Sur la longue durée, l’assassinat s’inscrit dans une chaîne d’actes régicides traversant l’Europe moderne : William d’Orange en 1584, Jacques Ier d’Angleterre échappant à la Conspiration des poudres en 1605, Gustave III de Suède en 1792. Chacun révèle la vulnérabilité d’États où le chef peine à se distinguer physiquement de ses sujets. La réponse française, mêlant justice spectaculaire et resserrement administratif, annonce la rationalisation policière du siècle suivant.

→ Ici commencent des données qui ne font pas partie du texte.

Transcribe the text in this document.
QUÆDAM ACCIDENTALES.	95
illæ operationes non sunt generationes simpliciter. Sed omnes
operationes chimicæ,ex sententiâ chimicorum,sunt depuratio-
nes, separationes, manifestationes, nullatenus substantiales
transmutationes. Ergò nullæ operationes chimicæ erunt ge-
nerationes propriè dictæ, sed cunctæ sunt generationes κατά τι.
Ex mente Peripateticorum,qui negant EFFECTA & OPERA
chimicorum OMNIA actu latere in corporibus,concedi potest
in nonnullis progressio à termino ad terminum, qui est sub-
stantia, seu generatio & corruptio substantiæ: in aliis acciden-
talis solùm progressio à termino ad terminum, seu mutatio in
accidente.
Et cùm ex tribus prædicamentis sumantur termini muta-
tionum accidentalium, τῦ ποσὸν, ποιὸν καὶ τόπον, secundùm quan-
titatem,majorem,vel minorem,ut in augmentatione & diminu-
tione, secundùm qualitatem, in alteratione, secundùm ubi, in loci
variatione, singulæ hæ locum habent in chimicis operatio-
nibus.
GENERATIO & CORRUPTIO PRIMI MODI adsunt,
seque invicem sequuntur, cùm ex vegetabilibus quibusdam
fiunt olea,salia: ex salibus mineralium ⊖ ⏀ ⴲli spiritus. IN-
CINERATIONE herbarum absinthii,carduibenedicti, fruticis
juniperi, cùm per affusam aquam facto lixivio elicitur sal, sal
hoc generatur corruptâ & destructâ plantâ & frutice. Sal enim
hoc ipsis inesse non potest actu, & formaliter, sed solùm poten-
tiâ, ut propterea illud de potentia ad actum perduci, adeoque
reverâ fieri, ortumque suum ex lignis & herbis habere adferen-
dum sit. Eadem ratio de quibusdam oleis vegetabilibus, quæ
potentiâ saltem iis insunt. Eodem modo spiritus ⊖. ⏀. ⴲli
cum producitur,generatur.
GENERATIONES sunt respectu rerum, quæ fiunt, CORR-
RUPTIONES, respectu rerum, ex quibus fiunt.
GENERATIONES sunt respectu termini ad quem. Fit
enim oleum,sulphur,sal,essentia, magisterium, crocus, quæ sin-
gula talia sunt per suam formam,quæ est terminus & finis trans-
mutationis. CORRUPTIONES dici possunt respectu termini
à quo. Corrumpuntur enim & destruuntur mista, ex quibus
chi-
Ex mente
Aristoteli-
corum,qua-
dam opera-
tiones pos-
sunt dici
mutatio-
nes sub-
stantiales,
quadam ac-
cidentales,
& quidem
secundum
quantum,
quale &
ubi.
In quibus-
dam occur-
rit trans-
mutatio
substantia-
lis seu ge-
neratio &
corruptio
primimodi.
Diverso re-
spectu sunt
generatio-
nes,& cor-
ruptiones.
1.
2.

Le commerce, lui, ressent l’absence du roi jusque dans les ports de l’Atlantique. Les négociants de La Rochelle craignent que l’incertitude freine les avances de crédit venues d’Anvers ; les fermiers généraux redoutent une remontée des brigandages sur les chemins. Pourtant, grâce aux réformes fiscales menées depuis une décennie, la dette publique demeure contenue ; les caisses assurent encore la solde des garnisons de Picardie et des places fortes protestantes. Cette stabilité budgétaire, fragile mais réelle, évite au royaume la spirale des révoltes frumentaires qui secouèrent l’Espagne.
Au siècle suivant, Voltaire célèbrera la sagesse d’Henri IV, Michelet l’érigera en monarque citoyen, et la Troisième République verra en lui le précurseur d’une France laïque avant l’heure. Ces lectures successives témoignent de la plasticité d’une mémoire qui sert chaque génération. Elles rappellent aussi que l’assassinat d’un souverain ne constitue pas seulement un crime : il devient un miroir tendu à la société, révélant ses peurs, ses attentes et son besoin d’incarner la nation dans un corps mortel.
Au final, le drame de la Ferronnerie rappelle que bâtir l’État moderne fut acte d’équilibriste : construire des institutions capables de survivre à la défaillance d’un homme sans étouffer la respiration du royaume encore aujourd’hui.